In fact, Mr. Chair, as I was mentioning earlier, the only motivation I can see from the opposition members not to agree to this motion and to argue against it continuously is that they do not have a real desire to try to get to the bottom of this, merely to only have one party being studied, and that's for their own political purposes. It probably wouldn't, in their view at least, have the same cachet if all four parties were being examined. So they only want the headlines to say the study of Conservative election practices is taking place. In fact, Mr. Chair, we have filed an affidavit in Federal Court and presented our case, our factual case, and we will be arguing that case in front of a judge, and I would argue that this will be a more thorough examination of what we did in the 2006 election than this committee could ever hope to find on its own.

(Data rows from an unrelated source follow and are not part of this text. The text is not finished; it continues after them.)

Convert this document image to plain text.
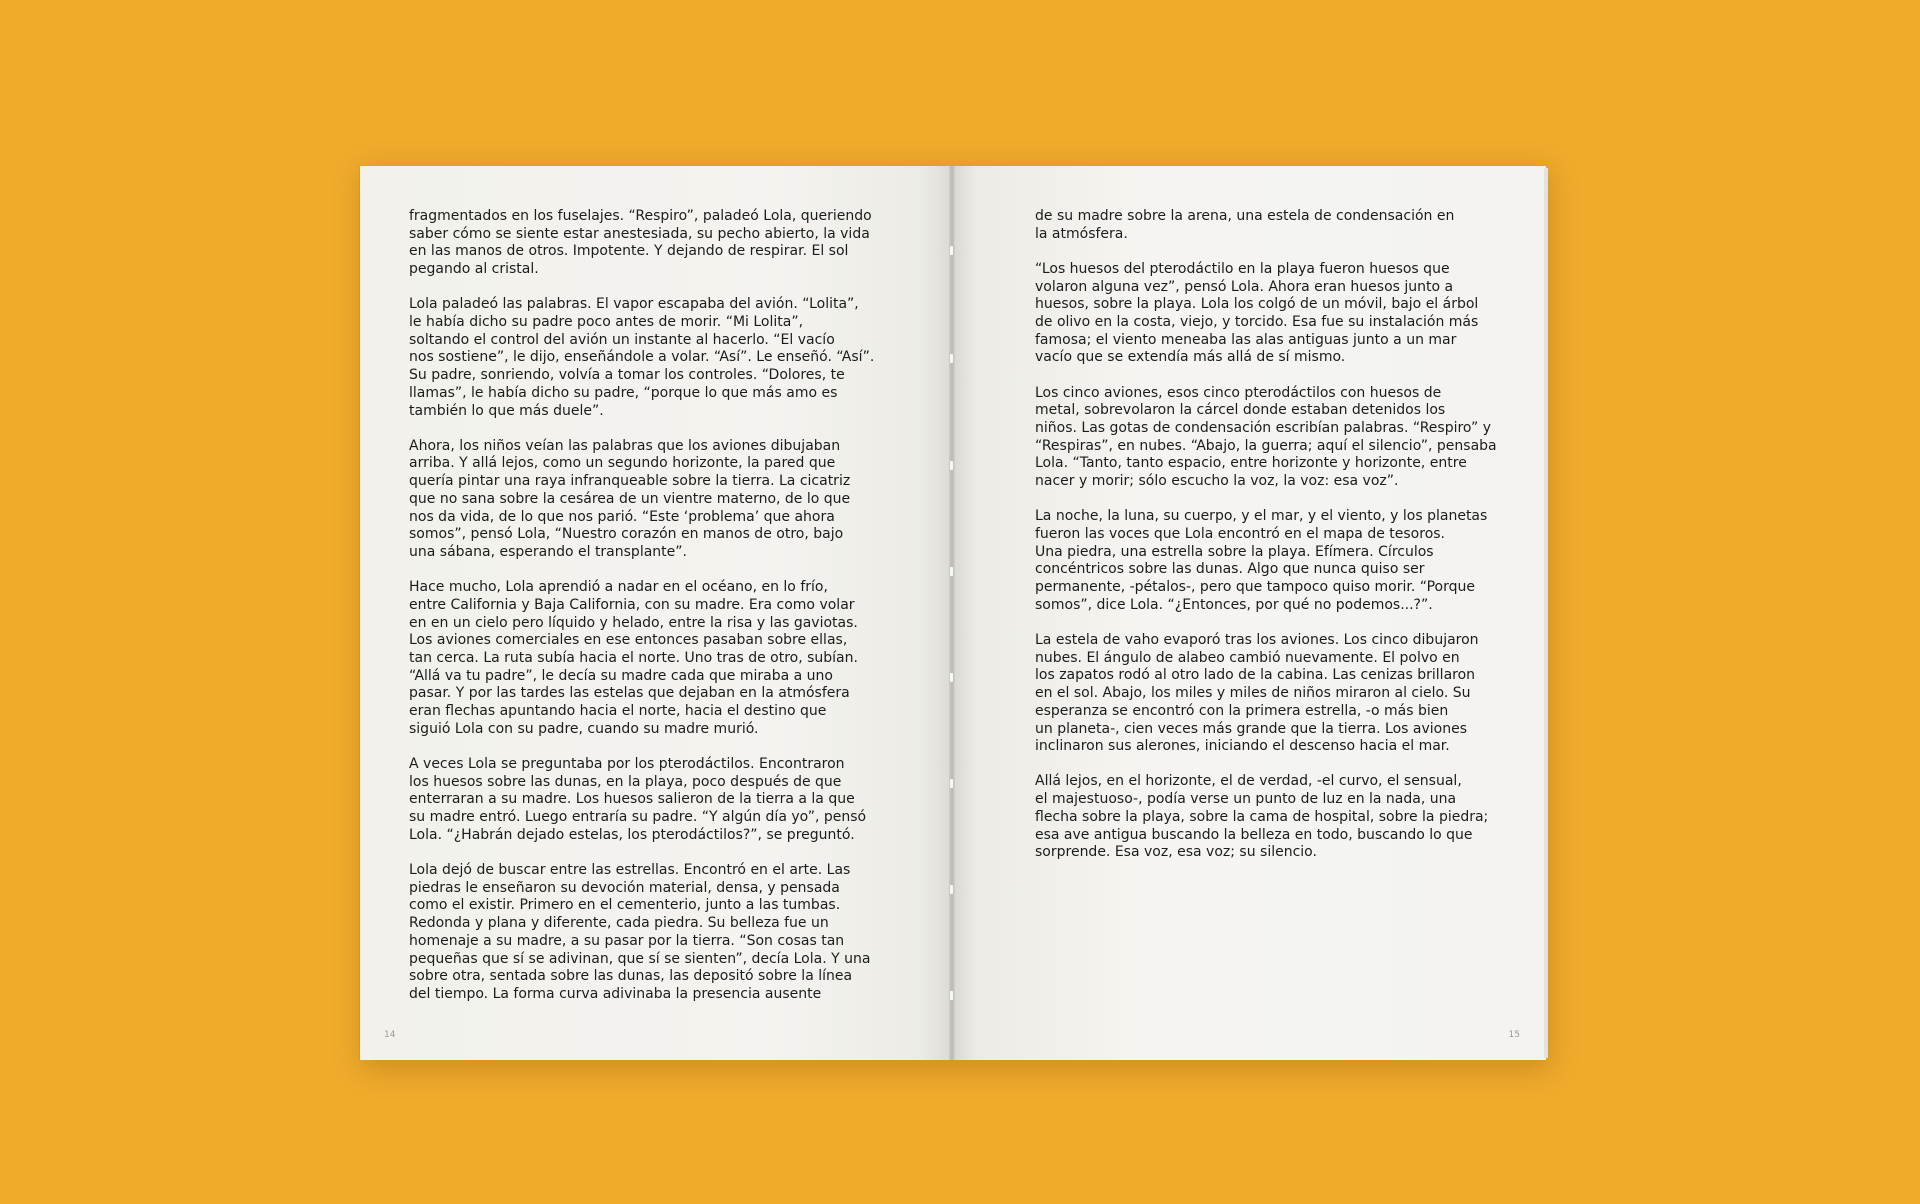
fragmentados en los fuselajes. “Respiro”, paladeó Lola, queriendo
saber cómo se siente estar anestesiada, su pecho abierto, la vida
en las manos de otros. Impotente. Y dejando de respirar. El sol
pegando al cristal.

Lola paladeó las palabras. El vapor escapaba del avión. “Lolita”,
le había dicho su padre poco antes de morir. “Mi Lolita”,
soltando el control del avión un instante al hacerlo. “El vacío
nos sostiene”, le dijo, enseñándole a volar. “Así”. Le enseñó. “Así”.
Su padre, sonriendo, volvía a tomar los controles. “Dolores, te
llamas”, le había dicho su padre, “porque lo que más amo es
también lo que más duele”.

Ahora, los niños veían las palabras que los aviones dibujaban
arriba. Y allá lejos, como un segundo horizonte, la pared que
quería pintar una raya infranqueable sobre la tierra. La cicatriz
que no sana sobre la cesárea de un vientre materno, de lo que
nos da vida, de lo que nos parió. “Este ‘problema’ que ahora
somos”, pensó Lola, “Nuestro corazón en manos de otro, bajo
una sábana, esperando el transplante”.

Hace mucho, Lola aprendió a nadar en el océano, en lo frío,
entre California y Baja California, con su madre. Era como volar
en en un cielo pero líquido y helado, entre la risa y las gaviotas.
Los aviones comerciales en ese entonces pasaban sobre ellas,
tan cerca. La ruta subía hacia el norte. Uno tras de otro, subían.
“Allá va tu padre”, le decía su madre cada que miraba a uno
pasar. Y por las tardes las estelas que dejaban en la atmósfera
eran flechas apuntando hacia el norte, hacia el destino que
siguió Lola con su padre, cuando su madre murió.

A veces Lola se preguntaba por los pterodáctilos. Encontraron
los huesos sobre las dunas, en la playa, poco después de que
enterraran a su madre. Los huesos salieron de la tierra a la que
su madre entró. Luego entraría su padre. “Y algún día yo”, pensó
Lola. “¿Habrán dejado estelas, los pterodáctilos?”, se preguntó.

Lola dejó de buscar entre las estrellas. Encontró en el arte. Las
piedras le enseñaron su devoción material, densa, y pensada
como el existir. Primero en el cementerio, junto a las tumbas.
Redonda y plana y diferente, cada piedra. Su belleza fue un
homenaje a su madre, a su pasar por la tierra. “Son cosas tan
pequeñas que sí se adivinan, que sí se sienten”, decía Lola. Y una
sobre otra, sentada sobre las dunas, las depositó sobre la línea
del tiempo. La forma curva adivinaba la presencia ausente

14

de su madre sobre la arena, una estela de condensación en
la atmósfera.

“Los huesos del pterodáctilo en la playa fueron huesos que
volaron alguna vez”, pensó Lola. Ahora eran huesos junto a
huesos, sobre la playa. Lola los colgó de un móvil, bajo el árbol
de olivo en la costa, viejo, y torcido. Esa fue su instalación más
famosa; el viento meneaba las alas antiguas junto a un mar
vacío que se extendía más allá de sí mismo.

Los cinco aviones, esos cinco pterodáctilos con huesos de
metal, sobrevolaron la cárcel donde estaban detenidos los
niños. Las gotas de condensación escribían palabras. “Respiro” y
“Respiras”, en nubes. “Abajo, la guerra; aquí el silencio”, pensaba
Lola. “Tanto, tanto espacio, entre horizonte y horizonte, entre
nacer y morir; sólo escucho la voz, la voz: esa voz”.

La noche, la luna, su cuerpo, y el mar, y el viento, y los planetas
fueron las voces que Lola encontró en el mapa de tesoros.
Una piedra, una estrella sobre la playa. Efímera. Círculos
concéntricos sobre las dunas. Algo que nunca quiso ser
permanente, -pétalos-, pero que tampoco quiso morir. “Porque
somos”, dice Lola. “¿Entonces, por qué no podemos...?”.

La estela de vaho evaporó tras los aviones. Los cinco dibujaron
nubes. El ángulo de alabeo cambió nuevamente. El polvo en
los zapatos rodó al otro lado de la cabina. Las cenizas brillaron
en el sol. Abajo, los miles y miles de niños miraron al cielo. Su
esperanza se encontró con la primera estrella, -o más bien
un planeta-, cien veces más grande que la tierra. Los aviones
inclinaron sus alerones, iniciando el descenso hacia el mar.

Allá lejos, en el horizonte, el de verdad, -el curvo, el sensual,
el majestuoso-, podía verse un punto de luz en la nada, una
flecha sobre la playa, sobre la cama de hospital, sobre la piedra;
esa ave antigua buscando la belleza en todo, buscando lo que
sorprende. Esa voz, esa voz; su silencio.

15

As a point of reference, I go back to the Mulroney-Schreiber inquiry now being conducted by the ethics committee. Even members of the opposition, whether it be a member of the committee proper or the chair, have at times stated that in their opinion a full public inquiry will actually get more information as to what happened than their own efforts. Similarly, I would argue that the court action we have taken will more fully disclose everything that we did. All of our advertising practices will come under examination in this court case far more fully than any examination, I would suggest, that this committee could possibly hope for.
So if they truly want to find out, or if they are truly concerned, about whether or not the Conservative party broke any rules in terms of our advertising in the 2006 election, that will be determined in a court of law. That will be a far more thorough investigation of the practices in which we engaged than anything by this committee.